Resources have been pumped into social media, too. “The national media have not been the kindest to us over the last 18 months,” McDonnell muses. “In terms of the press, it’s really difficult because they’re owned by people whose power and wealth we’re challenging.” Activity on social media, therefore, is critical, and even more so to reach out to younger people. The eventual aim is to “reinvent word of mouth as a means of political communication,” he says, “and I think it’s happening.”

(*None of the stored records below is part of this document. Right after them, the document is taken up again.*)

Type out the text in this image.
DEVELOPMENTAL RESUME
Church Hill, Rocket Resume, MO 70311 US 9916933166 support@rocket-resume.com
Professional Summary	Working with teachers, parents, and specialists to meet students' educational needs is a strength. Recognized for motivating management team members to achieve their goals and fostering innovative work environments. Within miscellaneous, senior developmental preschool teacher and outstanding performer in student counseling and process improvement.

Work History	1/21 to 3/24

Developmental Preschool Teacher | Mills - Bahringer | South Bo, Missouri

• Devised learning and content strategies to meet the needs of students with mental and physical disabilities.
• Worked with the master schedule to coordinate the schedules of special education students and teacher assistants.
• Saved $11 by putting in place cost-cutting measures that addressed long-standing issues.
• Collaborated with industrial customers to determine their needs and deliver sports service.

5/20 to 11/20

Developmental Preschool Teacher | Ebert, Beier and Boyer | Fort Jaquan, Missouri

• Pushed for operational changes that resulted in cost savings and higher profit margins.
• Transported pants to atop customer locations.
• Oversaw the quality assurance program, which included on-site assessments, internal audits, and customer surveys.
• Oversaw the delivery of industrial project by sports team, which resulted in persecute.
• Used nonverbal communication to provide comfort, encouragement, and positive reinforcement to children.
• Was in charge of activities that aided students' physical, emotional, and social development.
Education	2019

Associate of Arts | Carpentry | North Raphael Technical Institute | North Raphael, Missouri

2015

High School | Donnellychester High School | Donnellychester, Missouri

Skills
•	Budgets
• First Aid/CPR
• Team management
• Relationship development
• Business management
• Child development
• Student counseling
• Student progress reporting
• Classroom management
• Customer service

I liked Ed Miliband; he was an honest, pricipled person
When we meet it is the day of the US election, and we speak in a pre-President-Elect Trump world, but the enormity of the potential result hangs over our conversation. I wonder if the recent extraordinary changes in the political landscape, with the rise in divisive right-wing nationalism on the one hand, and the likes of Bernie Sanders, Corbyn and McDonnell himself on the other, has actually created a more positive climate for progressive movements. It’s as though McDonnell can’t really believe it himself: “It’s an exciting political period,” he smiles, “an extraordinarily exciting period for us.”
He thinks back to the last General Election, after which he was clearly crushed. “I didn’t want Ed Miliband to go,” he stresses, “I liked Ed Miliband; he was an honest, principled person. And he went very precipitously and I wanted him to stick around until things were stable.” But Miliband left, and along came Corbyn. “If you’d have asked me 18 months ago ‘was there gonna be a socialist leader of the Labour Party in my lifetime?’ I would have said ‘No, no chance.’ Now we’ve got one it’s carpe diem, seize the moment.”
That’s what’s happening right now, all over the world and on all sorts of levels. “I think get involved in what influences your own life, so if you’re a student you get involved with student politics, what’s happening on your campus and nationally,” McDonnell advises, but he also suggests to “see what’s happening in the community around you… when there’s issues you need to address, get involved with those.” And it shouldn’t stop there: “on international issues you realise you’ve got a responsibility.”
McDonnell speaks with great conviction; his words and ideas feel genuine and honest. He thinks that “everybody should do politics, as well as their own mainstream work”, and it’s true that more and more people are starting to vote with their feet. “Sanders’ campaign has influenced the Clinton campaign,” he reminds me. The difference here in the UK is that the shift hasn’t come about via the growth of alternative individual parties like Pademos in Spain and Syriza in Greece. Instead, it’s come from within the Labour Party, which now, more than ever, has a tight hold on its roots. “The good thing about the Labour Party is still its roots to the trade union movement and the working class, so we’ve got a unique experience that we can develop on.” This is what gives it so much power: later in his talk, McDonnell points out that, with over 600 000 members, Labour has a member on almost every street in Britain.
A busy 18 months, then? “White knuckle ride at times!”